The harassment “was a distraction and upsetting and unfortunate,” Utah head coach Lynne Roberts said Monday in a news conference following the Utes’ loss to Gonzaga.
The majority of Idahoans have always been racist, homophobic, misogynistic and xenophobic. Ask any LGBTQ+ escapee from Idaho – I’ve known several.
My dad was raised in Idaho long ago, and while he did get over some of his Idahoan attitudes, others stuck with him his whole life, and damaged him and the people around him.
I’ve been the target of an incident similar to the one described: Bigfoot pickup plastered with the usual stickers and full of young white men. As I walked across a nearly empty parking lot, the truck circled me, revving, as the men shouted abuse. I can tell you it scared the crap out of me. Then there was the rolling coal pickup that tailgated me for miles on a rural road. Fun times in Florida!
I’m so glad you got through those events in one piece. American violence is so pervasive that most people there don’t notice it anymore. I live in Mexico now, where old people are treated pretty well, and the US seems casually violent in so many, many ways when I visit. I’m no longer used to American levels of violence and constant, continuous, low-level threat.
It’s always a huge shock to me, returning to the United States after a few months in Europe. It starts with the omnipresent television screens in all the airports broadcasting CNN and the men with guns patrolling everywhere.

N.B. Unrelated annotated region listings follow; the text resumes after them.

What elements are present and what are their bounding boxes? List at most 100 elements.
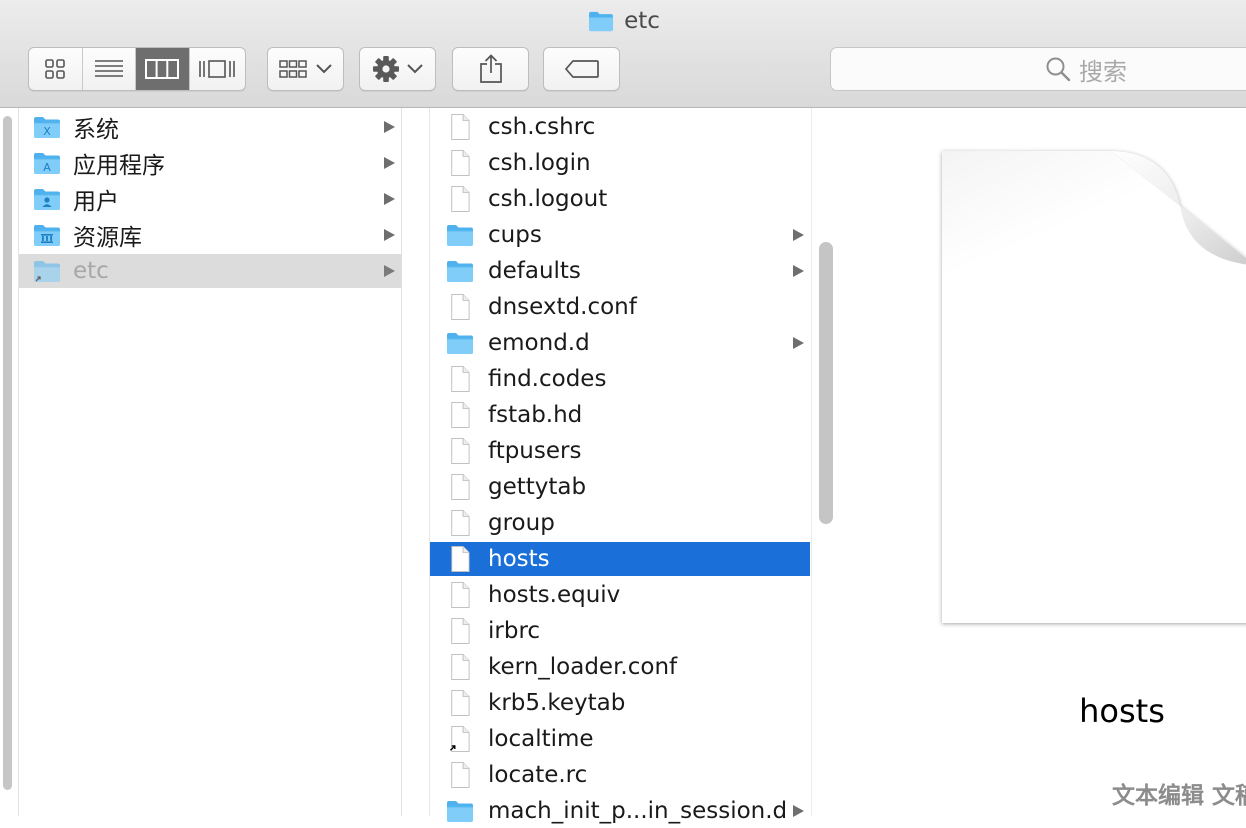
file-item[interactable]: irbrc — [430, 614, 810, 648]
file-item-label: csh.login — [488, 150, 591, 176]
arrange-grid-icon — [278, 60, 307, 78]
file-item-label: csh.logout — [488, 186, 608, 212]
document-icon — [446, 186, 474, 212]
document-icon — [446, 546, 474, 572]
share-button[interactable] — [452, 47, 529, 91]
document-icon — [446, 474, 474, 500]
action-button[interactable] — [359, 47, 436, 91]
locations-column: X 系统 A 应用程序 用户 资源库 etc — [19, 108, 402, 816]
file-item[interactable]: csh.cshrc — [430, 110, 810, 144]
disclosure-arrow-icon — [793, 805, 804, 817]
library-folder-icon — [33, 222, 61, 248]
file-item[interactable]: fstab.hd — [430, 398, 810, 432]
preview-file-kind: 文本编辑 文稿 — [1111, 783, 1246, 809]
file-item-label: locate.rc — [488, 762, 588, 788]
toolbar: etc 搜索 — [0, 0, 1246, 108]
file-item-label: hosts.equiv — [488, 582, 621, 608]
file-item[interactable]: csh.login — [430, 146, 810, 180]
preview-pane: hosts 文本编辑 文稿 — [838, 108, 1246, 816]
file-item[interactable]: gettytab — [430, 470, 810, 504]
disclosure-arrow-icon — [793, 337, 804, 349]
folder-item[interactable]: mach_init_p...in_session.d — [430, 794, 810, 828]
folder-icon — [446, 222, 474, 248]
document-icon — [446, 654, 474, 680]
disclosure-arrow-icon — [384, 121, 395, 133]
column-divider[interactable] — [402, 108, 430, 816]
etc-column-scrollbar[interactable] — [811, 108, 839, 816]
column-item-label: 用户 — [73, 189, 119, 215]
tags-button[interactable] — [543, 47, 620, 91]
file-item-label: csh.cshrc — [488, 114, 596, 140]
file-item-label: irbrc — [488, 618, 541, 644]
file-item-label: kern_loader.conf — [488, 654, 678, 680]
folder-item[interactable]: emond.d — [430, 326, 810, 360]
etc-column: csh.cshrc csh.login csh.logout cups defa… — [430, 108, 810, 824]
document-preview-icon — [942, 151, 1246, 623]
search-icon — [1046, 57, 1071, 82]
file-item-label: group — [488, 510, 555, 536]
folder-item-label: mach_init_p...in_session.d — [488, 798, 788, 824]
file-item[interactable]: find.codes — [430, 362, 810, 396]
file-item[interactable]: hosts.equiv — [430, 578, 810, 612]
cover-flow-view-button[interactable] — [190, 48, 245, 90]
alias-item[interactable]: localtime — [430, 722, 810, 756]
grid-icon — [45, 59, 66, 79]
document-icon — [446, 690, 474, 716]
file-item-label: hosts — [488, 546, 550, 572]
folder-item[interactable]: cups — [430, 218, 810, 252]
file-item[interactable]: krb5.keytab — [430, 686, 810, 720]
column-item-library[interactable]: 资源库 — [19, 218, 401, 252]
icon-view-button[interactable] — [29, 48, 83, 90]
file-item[interactable]: csh.logout — [430, 182, 810, 216]
file-item-label: fstab.hd — [488, 402, 583, 428]
disclosure-arrow-icon — [384, 157, 395, 169]
scrollbar-thumb[interactable] — [819, 242, 833, 524]
column-item-applications[interactable]: A 应用程序 — [19, 146, 401, 180]
document-icon — [446, 438, 474, 464]
file-item-label: find.codes — [488, 366, 607, 392]
document-icon — [446, 366, 474, 392]
column-item-users[interactable]: 用户 — [19, 182, 401, 216]
file-item[interactable]: ftpusers — [430, 434, 810, 468]
folder-item[interactable]: defaults — [430, 254, 810, 288]
disclosure-arrow-icon — [384, 193, 395, 205]
document-icon — [446, 618, 474, 644]
left-column-scrollbar[interactable] — [0, 108, 19, 816]
applications-folder-icon: A — [33, 150, 61, 176]
file-item[interactable]: dnsextd.conf — [430, 290, 810, 324]
folder-item-label: cups — [488, 222, 542, 248]
scrollbar-thumb[interactable] — [3, 116, 12, 790]
file-item[interactable]: locate.rc — [430, 758, 810, 792]
columns-icon — [145, 59, 180, 79]
alias-document-icon — [449, 726, 474, 752]
document-icon — [446, 582, 474, 608]
gear-icon — [372, 56, 399, 82]
svg-text:A: A — [43, 161, 51, 174]
share-icon — [479, 54, 502, 83]
system-folder-icon: X — [33, 114, 61, 140]
list-view-button[interactable] — [83, 48, 136, 90]
folder-item-label: emond.d — [488, 330, 590, 356]
file-item-label: localtime — [488, 726, 594, 752]
preview-file-name: hosts — [1079, 692, 1165, 730]
view-mode-switcher — [28, 47, 246, 91]
file-item-label: dnsextd.conf — [488, 294, 637, 320]
folder-item-label: defaults — [488, 258, 581, 284]
search-field[interactable]: 搜索 — [830, 47, 1246, 91]
column-view-button[interactable] — [136, 48, 190, 90]
window-title: etc — [0, 6, 1246, 36]
file-item-selected[interactable]: hosts — [430, 542, 810, 576]
column-item-label: etc — [73, 258, 109, 284]
file-item[interactable]: kern_loader.conf — [430, 650, 810, 684]
column-item-etc[interactable]: etc — [19, 254, 401, 288]
file-item[interactable]: group — [430, 506, 810, 540]
window-title-text: etc — [624, 8, 660, 34]
users-folder-icon — [33, 186, 61, 212]
folder-icon — [446, 330, 474, 356]
column-item-system[interactable]: X 系统 — [19, 110, 401, 144]
file-item-label: krb5.keytab — [488, 690, 626, 716]
disclosure-arrow-icon — [793, 229, 804, 241]
document-icon — [446, 510, 474, 536]
arrange-button[interactable] — [267, 47, 344, 91]
disclosure-arrow-icon — [793, 265, 804, 277]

I sat at a diner in Billings MT some years ago as an acquaintance explained to me how socialistic health care was destroying Canada. Telling her that since I was a resident of Vancouver B.C., a dual citizen, and a regular user of Canadian health care, that she was dead wrong, made no impression on her or her friends whatsoever. She knew better than me. After all, she was an American Moron, me, WTF did I know?
Idaho in general and northern Idaho especially is a hotbed for racist morons. My chiropractor, who’s a middle of the road conservative, took his family on vacation to Idaho last year and when I asked him how it was he said Idaho was beautiful but a lot of people up there are “scary militia types.”